The CDC‘s last survey in 2008 estimates that 9% of United States adults suffer from depression. These estimates do not include the states of Kentucky, New Jersey, North Carolina, Pennsylvania and South Dakota who did not participate in the survey.
The CDC report disclosed observable patterns to the statistics. Depressive illness was higher among
- middled aged individuals 45-64
- blacks, Hispanic individuals and people of other race, and mixed race
- individuals with less than a high school education
- those who had been previously married
- people who were unemployed or unable to work
- those without health insurance.
The highest levels of the illness were more evident in the south and the lowest levels in the northern states. Individuals with chronic diseases reported higher levels of depressive illness than those who were healthy. There was a definite correlation between healthy habits and feelings of well being. These patterns applied to major depressive episodes as well as less severe conditions.
What is Depression?
Mental Health Today provides the Diagnostic and Statistical Manual of Mental Disorders (DSM) list of criteria for depressive episodes which is created by the American Psychiatric Association. The last revision was DSM-IV in the early 1990’s.

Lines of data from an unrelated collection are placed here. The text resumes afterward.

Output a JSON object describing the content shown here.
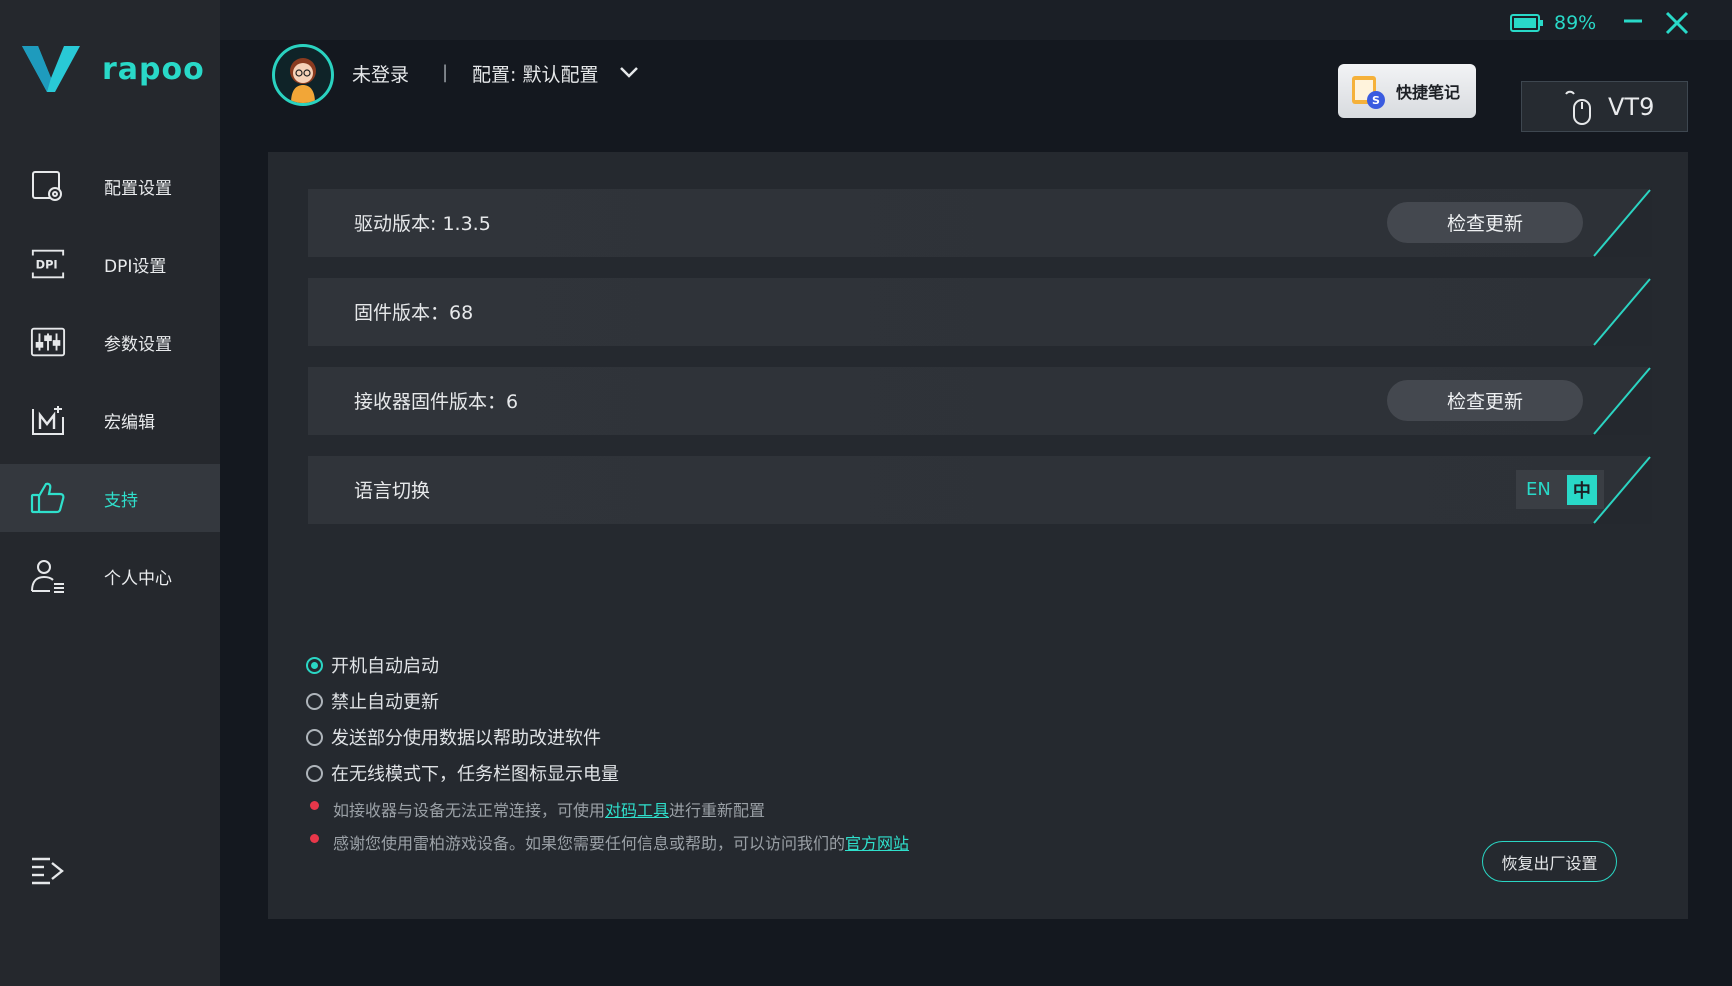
{
  "brand": {
    "logo_text": "rapoo",
    "accent": "#29d9c8"
  },
  "sidebar": {
    "items": [
      {
        "label": "配置设置",
        "icon": "config-settings-icon",
        "active": false
      },
      {
        "label": "DPI设置",
        "icon": "dpi-icon",
        "active": false
      },
      {
        "label": "参数设置",
        "icon": "sliders-icon",
        "active": false
      },
      {
        "label": "宏编辑",
        "icon": "macro-icon",
        "active": false
      },
      {
        "label": "支持",
        "icon": "thumbs-up-icon",
        "active": true
      },
      {
        "label": "个人中心",
        "icon": "user-center-icon",
        "active": false
      }
    ],
    "collapse_icon": "menu-collapse-icon"
  },
  "topbar": {
    "battery": "89%"
  },
  "header": {
    "user": "未登录",
    "separator": "|",
    "config": "配置: 默认配置",
    "quick_notes": "快捷笔记",
    "device": "VT9"
  },
  "support": {
    "rows": [
      {
        "label": "驱动版本: 1.3.5",
        "button": "检查更新"
      },
      {
        "label": "固件版本：68"
      },
      {
        "label": "接收器固件版本：6",
        "button": "检查更新"
      },
      {
        "label": "语言切换"
      }
    ],
    "language": {
      "en": "EN",
      "zh": "中",
      "selected": "中"
    },
    "options": [
      {
        "label": "开机自动启动",
        "checked": true
      },
      {
        "label": "禁止自动更新",
        "checked": false
      },
      {
        "label": "发送部分使用数据以帮助改进软件",
        "checked": false
      },
      {
        "label": "在无线模式下，任务栏图标显示电量",
        "checked": false
      }
    ],
    "notes": [
      {
        "before": "如接收器与设备无法正常连接，可使用",
        "link": "对码工具",
        "after": "进行重新配置"
      },
      {
        "before": "感谢您使用雷柏游戏设备。如果您需要任何信息或帮助，可以访问我们的",
        "link": "官方网站",
        "after": ""
      }
    ],
    "reset": "恢复出厂设置"
  }
}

There was a definite correlation between healthy habits and feelings of well being.
According to DSM-IV these are the possible signs of depression:
- depressed mood most of the day
- lack of interest in activities
- significant weight loss or weight gain
- insomnia or excessive sleep
- functioning faster or more slowly or being restless
- low energy every day
- negative feelings toward the self, like worthlessness or guilt
- inability to focus, concentrate or make decisions
- thoughts, plans or actions to carry out suicide.